Apell an künftigen Außenminister: Kürzungen des Budgets für Entwicklungsarbeit verhindern!
Nina Weiss mit ihren Schützlingen beim Auslandseinsatz über "VOLONTARIAT bewegt" in Äthiopien.

Das erfolgreiche Auslandseinsatzprogramm „VOLONTARIAT bewegt“ für Jugendliche, das von Jugend Eine Welt und den Salesianern Don Boscos getragen wird, ist von den drohenden Kürzungen betroffen.
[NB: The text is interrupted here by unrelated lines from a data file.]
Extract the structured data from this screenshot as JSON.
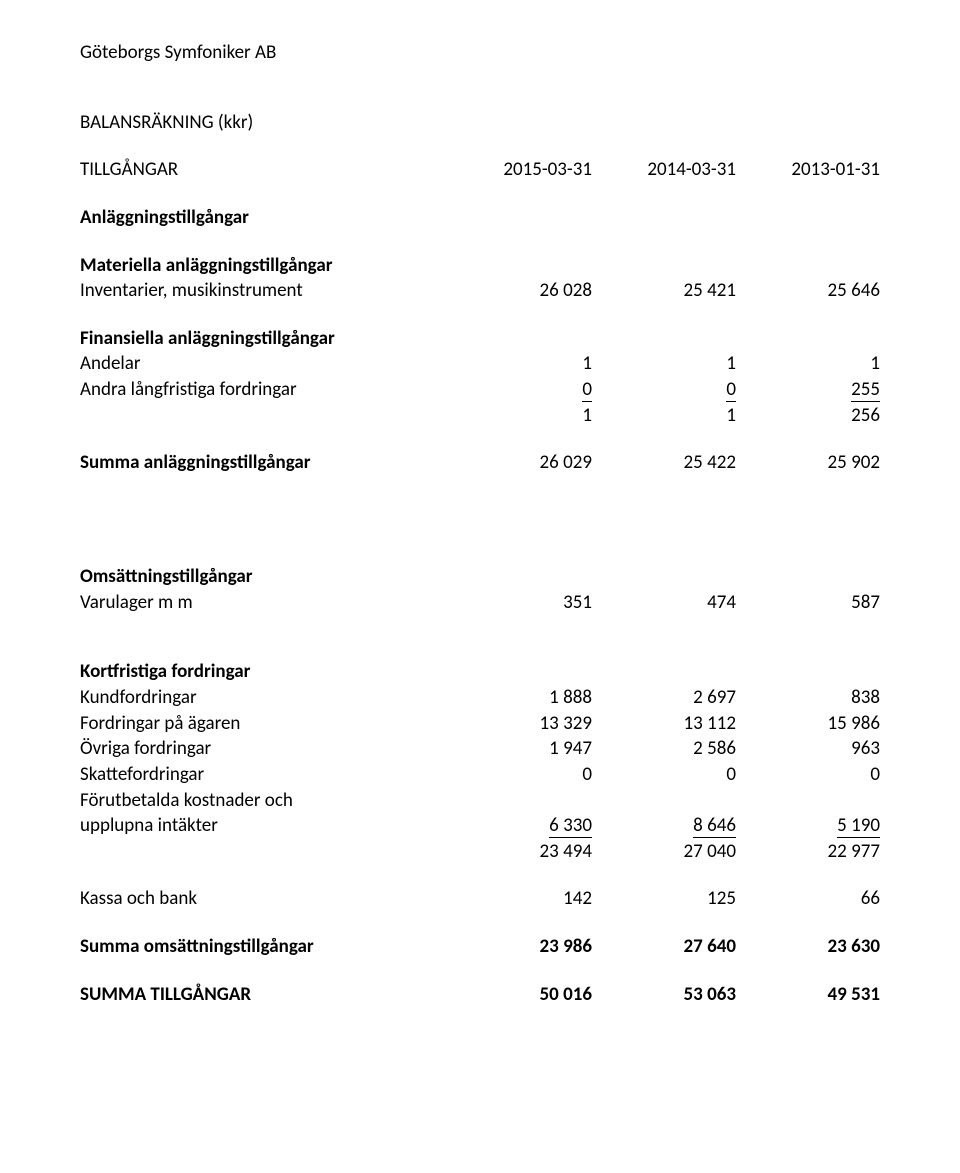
{
  "company": "Göteborgs Symfoniker AB",
  "report_title": "BALANSRÄKNING (kkr)",
  "headers": {
    "section": "TILLGÅNGAR",
    "col1": "2015-03-31",
    "col2": "2014-03-31",
    "col3": "2013-01-31"
  },
  "anlaggning": {
    "heading": "Anläggningstillgångar",
    "materiella_heading": "Materiella anläggningstillgångar",
    "inventarier_label": "Inventarier, musikinstrument",
    "inventarier": {
      "c1": "26 028",
      "c2": "25 421",
      "c3": "25 646"
    },
    "finansiella_heading": "Finansiella anläggningstillgångar",
    "andelar_label": "Andelar",
    "andelar": {
      "c1": "1",
      "c2": "1",
      "c3": "1"
    },
    "andra_label": "Andra långfristiga fordringar",
    "andra": {
      "c1": "0",
      "c2": "0",
      "c3": "255"
    },
    "fin_sum": {
      "c1": "1",
      "c2": "1",
      "c3": "256"
    },
    "summa_label": "Summa anläggningstillgångar",
    "summa": {
      "c1": "26 029",
      "c2": "25 422",
      "c3": "25 902"
    }
  },
  "omsattning": {
    "heading": "Omsättningstillgångar",
    "varulager_label": "Varulager m m",
    "varulager": {
      "c1": "351",
      "c2": "474",
      "c3": "587"
    }
  },
  "kortfristiga": {
    "heading": "Kortfristiga fordringar",
    "kund_label": "Kundfordringar",
    "kund": {
      "c1": "1 888",
      "c2": "2 697",
      "c3": "838"
    },
    "agaren_label": "Fordringar på ägaren",
    "agaren": {
      "c1": "13 329",
      "c2": "13 112",
      "c3": "15 986"
    },
    "ovriga_label": "Övriga fordringar",
    "ovriga": {
      "c1": "1 947",
      "c2": "2 586",
      "c3": "963"
    },
    "skatte_label": "Skattefordringar",
    "skatte": {
      "c1": "0",
      "c2": "0",
      "c3": "0"
    },
    "forut_label1": "Förutbetalda kostnader och",
    "forut_label2": "upplupna intäkter",
    "forut": {
      "c1": "6 330",
      "c2": "8 646",
      "c3": "5 190"
    },
    "sum": {
      "c1": "23 494",
      "c2": "27 040",
      "c3": "22 977"
    }
  },
  "kassa": {
    "label": "Kassa och bank",
    "vals": {
      "c1": "142",
      "c2": "125",
      "c3": "66"
    }
  },
  "summa_oms": {
    "label": "Summa omsättningstillgångar",
    "vals": {
      "c1": "23 986",
      "c2": "27 640",
      "c3": "23 630"
    }
  },
  "summa_till": {
    "label": "SUMMA TILLGÅNGAR",
    "vals": {
      "c1": "50 016",
      "c2": "53 063",
      "c3": "49 531"
    }
  }
}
Der Vorsitzende der Partnerorganisation Jugend Eine Welt, Reinhard Heiserer, ortet diesbezüglich gleich doppelten Handlungsbedarf: „Derzeit haben Jugendliche, die sich in entwicklungspolitischen Projekten im Ausland engagieren, keinen Anspruch auf Familienbeihilfe, im Gegensatz zu solchen, die sich für ein Freiwilliges Soziales Jahr in Österreich entscheiden. Insbesondere für Jugendliche aus einkommensschwächeren Familien wird ein Auslandsjahr somit unmöglich. Wir bitten die neue Bundesregierung, im Zuge der geplanten Erhöhung der Familienbeihilfe auch hier nachzubessern.“

Reinhard Heiserer wendet sich auch an die neue Bundesregierung und fordert sie auf, die für 2014 geplanten dramatischen Kürzungen des Budgets für Entwicklungszusammenarbeit zu verhindern: „Es ist zu begrüßen, dass das neue Regierungsprogramm Entwicklungszusammenarbeit als zentralen Auftrag der österreichischen Außenpolitik definiert. Auch der angekündigte Stufenplan zu ihrer Erhöhung sowie die vorgesehene Erhöhung des Auslandskatastrophenfonds sind Schritte in die richtige Richtung. Ein Appell ergeht an Außenminister Sebastian Kurz, ein Sparen auf dem Rücken der Ärmsten der Armen zu verhindern.